A new report conducted by the Risk Management Foundation of the Harvard Medical Institutions has analyzed medical data concerning the medical malpractice risk factors concerning diagnostic errors and found that the majority of these errors involve lapses in clinical judgment, patient compliance, and a failure in communication.
The study found that "Researchers further divided the subset of diagnostic-related cases—slightly over 4700—into three categories: emergency department (ED) care, inpatient care, and ambulatory care. They found that most of the diagnostic failures—57% (2685 cases)—occurred in ambulatory care, where the top three missed diagnoses involved cancer, heart disease, and orthopedic injuries. Inpatient care was next on the list of problematic areas with 26% (1223 cases), followed by ED care with 16% (752 cases).

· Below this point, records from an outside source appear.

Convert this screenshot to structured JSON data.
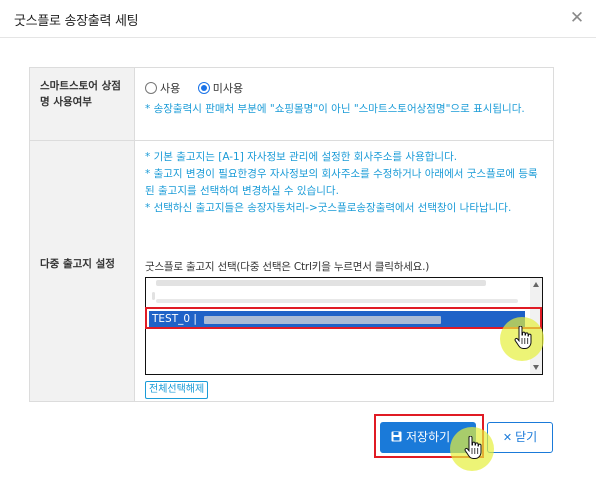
{
  "dialog": {
    "title": "굿스플로 송장출력 세팅",
    "close_glyph": "✕"
  },
  "row_store_name": {
    "label": "스마트스토어 상점명 사용여부",
    "radio_options": [
      {
        "label": "사용",
        "checked": false
      },
      {
        "label": "미사용",
        "checked": true
      }
    ],
    "note": "* 송장출력시 판매처 부분에 \"쇼핑몰명\"이 아닌 \"스마트스토어상점명\"으로 표시됩니다."
  },
  "row_warehouse": {
    "label": "다중 출고지 설정",
    "notes": [
      "* 기본 출고지는 [A-1] 자사정보 관리에 설정한 회사주소를 사용합니다.",
      "* 출고지 변경이 필요한경우 자사정보의 회사주소를 수정하거나 아래에서 굿스플로에 등록된 출고지를 선택하여 변경하실 수 있습니다.",
      "* 선택하신 출고지들은 송장자동처리->굿스플로송장출력에서 선택창이 나타납니다."
    ],
    "select_label": "굿스플로 출고지 선택(다중 선택은 Ctrl키을 누르면서 클릭하세요.)",
    "listbox": {
      "selected_option": "TEST_0 |"
    },
    "deselect_all_label": "전체선택해제"
  },
  "footer": {
    "save_label": "저장하기",
    "close_label": "닫기",
    "save_icon": "floppy-disk-icon",
    "close_icon": "x-icon"
  },
  "colors": {
    "primary": "#1a7ad9",
    "note_text": "#1a9bd7",
    "selected_row": "#1f62c7",
    "annotation_red": "#e01b24",
    "cursor_highlight": "#e6f03c"
  }
}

Given their position in the front line of patient care, it should come as no surprise that family physicians and internal medicine doctors (along with other doctors of medicine, including gastroenterologists) accounted for 49% of the diagnostic failures in ambulatory care. Surgeons and radiologists were involved in 17% and 15%, respectively. Pathologists and a broad group of "other" physicians were involved in the remaining 19% of cases.
The study traced nearly three quarters of the diagnostic failures in ambulatory care to lapses in clinical judgment, followed by patient compliance (25%) and communication breakdowns (24%). (Most cases included more than one factor.) The top three lapses in clinical judgment were delay in or failure to order a diagnostic test (31%), misinterpretation of a diagnostic test (23%), and failure to establish a differential diagnosis (22%)."
This data should be used to address and fix the problems associated with diagnostic errors in all clinical settings.